Der Jüngling
11. Juli 2009 von anja
Ich werde unsere erste Begegnung nie vergessen. Es war vor 5 Jahren und ich war zum ersten Mal auf Samos. Meine Reisebegleiterin und ich waren unserem Reiseführer gefolgt, der uns empfohlen hatten, dieses Haus zu besuchen. Auch von “ihm” hatten sie berichtet, schließlich ist er einer der bekanntesten Männer der Insel. Trotzdem stockte mir der Atem, als ich ihn plötzlich sah.
Ich stand am oberen Ende einer Treppe, er unten und schaute mir direkt ins Gesicht. Er blieb stumm und bewegte sich nicht, schaute nur und ein feines Lächeln umspielte seine Lippen. Er war groß, sehr groß und… völlig nackt.
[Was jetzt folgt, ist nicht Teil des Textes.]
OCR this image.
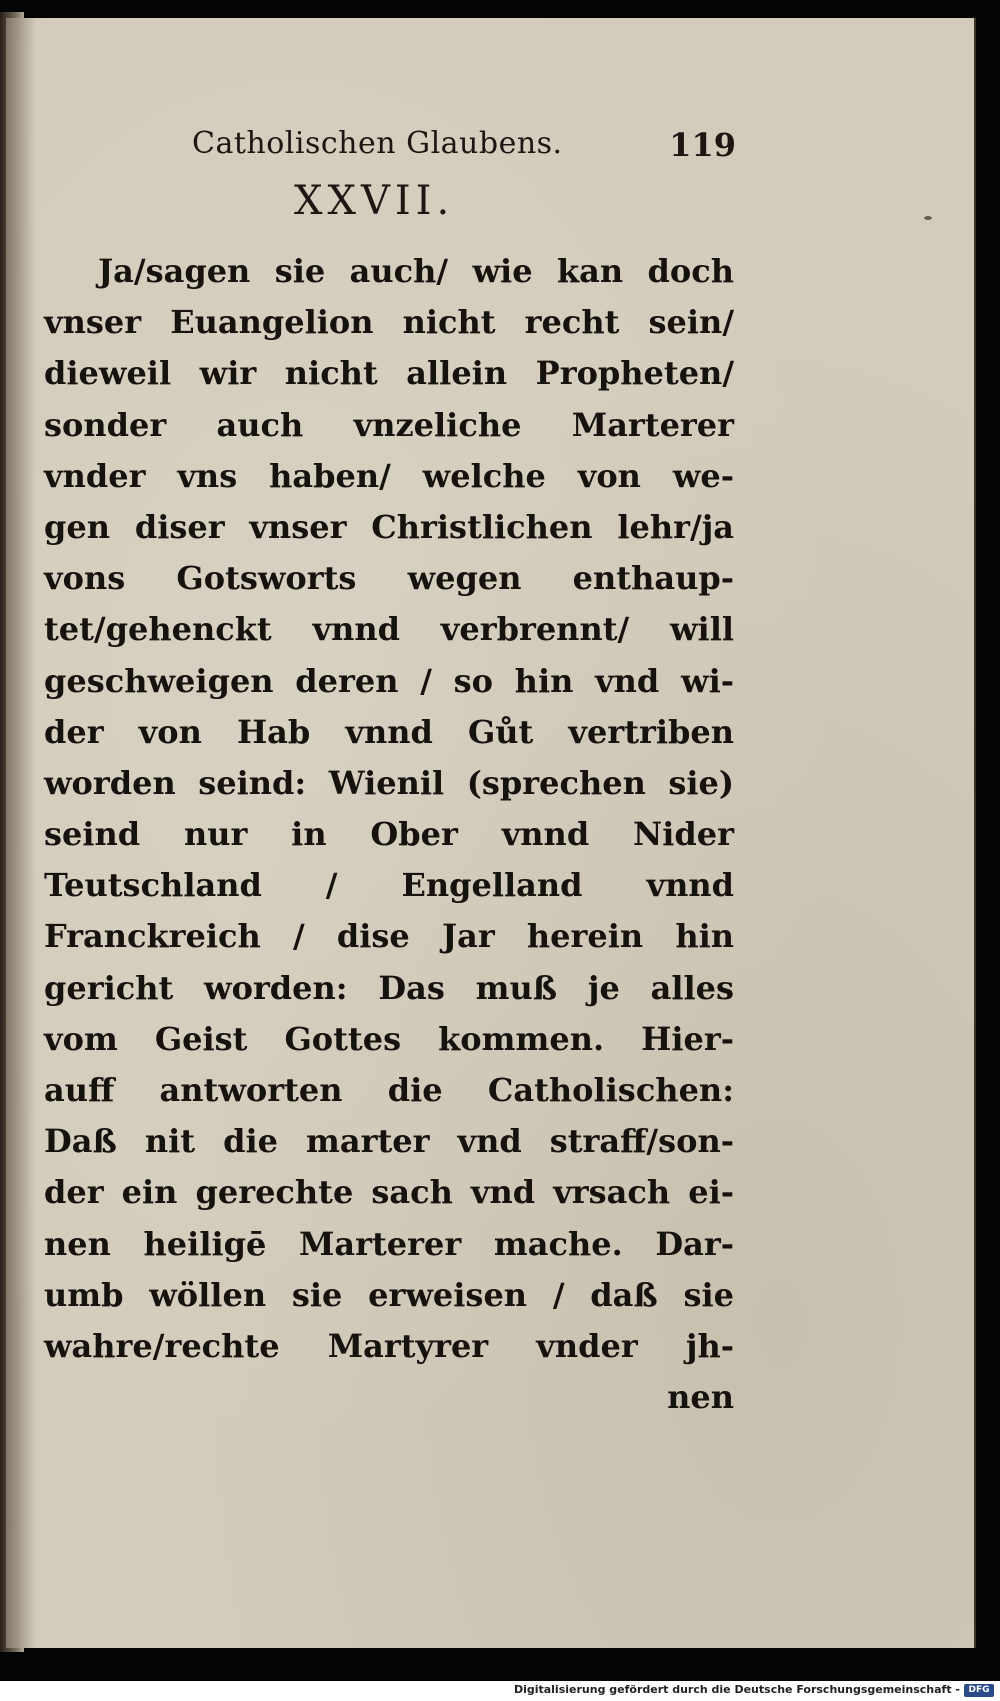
Catholischen Glaubens.	119
XXVII.
Ja/sagen sie auch/ wie kan doch
vnser Euangelion nicht recht sein/
dieweil wir nicht allein Propheten/
sonder auch vnzeliche Marterer
vnder vns haben/ welche von we-
gen diser vnser Christlichen lehr/ja
vons Gotsworts wegen enthaup-
tet/gehenckt vnnd verbrennt/ will
geschweigen deren / so hin vnd wi-
der von Hab vnnd Gůt vertriben
worden seind: Wienil (sprechen sie)
seind nur in Ober vnnd Nider
Teutschland / Engelland vnnd
Franckreich / dise Jar herein hin
gericht worden: Das muß je alles
vom Geist Gottes kommen. Hier-
auff antworten die Catholischen:
Daß nit die marter vnd straff/son-
der ein gerechte sach vnd vrsach ei-
nen heiligē Marterer mache. Dar-
umb wöllen sie erweisen / daß sie
wahre/rechte Martyrer vnder jh-
nen
Digitalisierung gefördert durch die Deutsche Forschungsgemeinschaft - DFG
Sein Körper war perfekt, wie gemeißelt. Schlank, aber nicht übermäßig durchtrainiert. Die runden Schultern und die weichen Konturen von Brust und Bauch verrieten, daß ihm durch einen gewissen Wohlstand die schönen Dinge des Lebens näher waren, als harte körperliche Arbeit.
Fasziniert stieg ich die Treppe hinab und trat näher. Er bewegte sich immer noch nicht. Stand einfach da, ein Bein etwas nach vorne versetzt, die Arme locker herabhängend und die großen aber gepflegten Hände zu Fäusten geschlossen.Ich schaute hinauf. Sein Lächeln schwebte nun etwa viereinhalb Meter über mir und wurde durch das weiche Licht, das durch das Glasdach hereinfiel, noch verstärkt.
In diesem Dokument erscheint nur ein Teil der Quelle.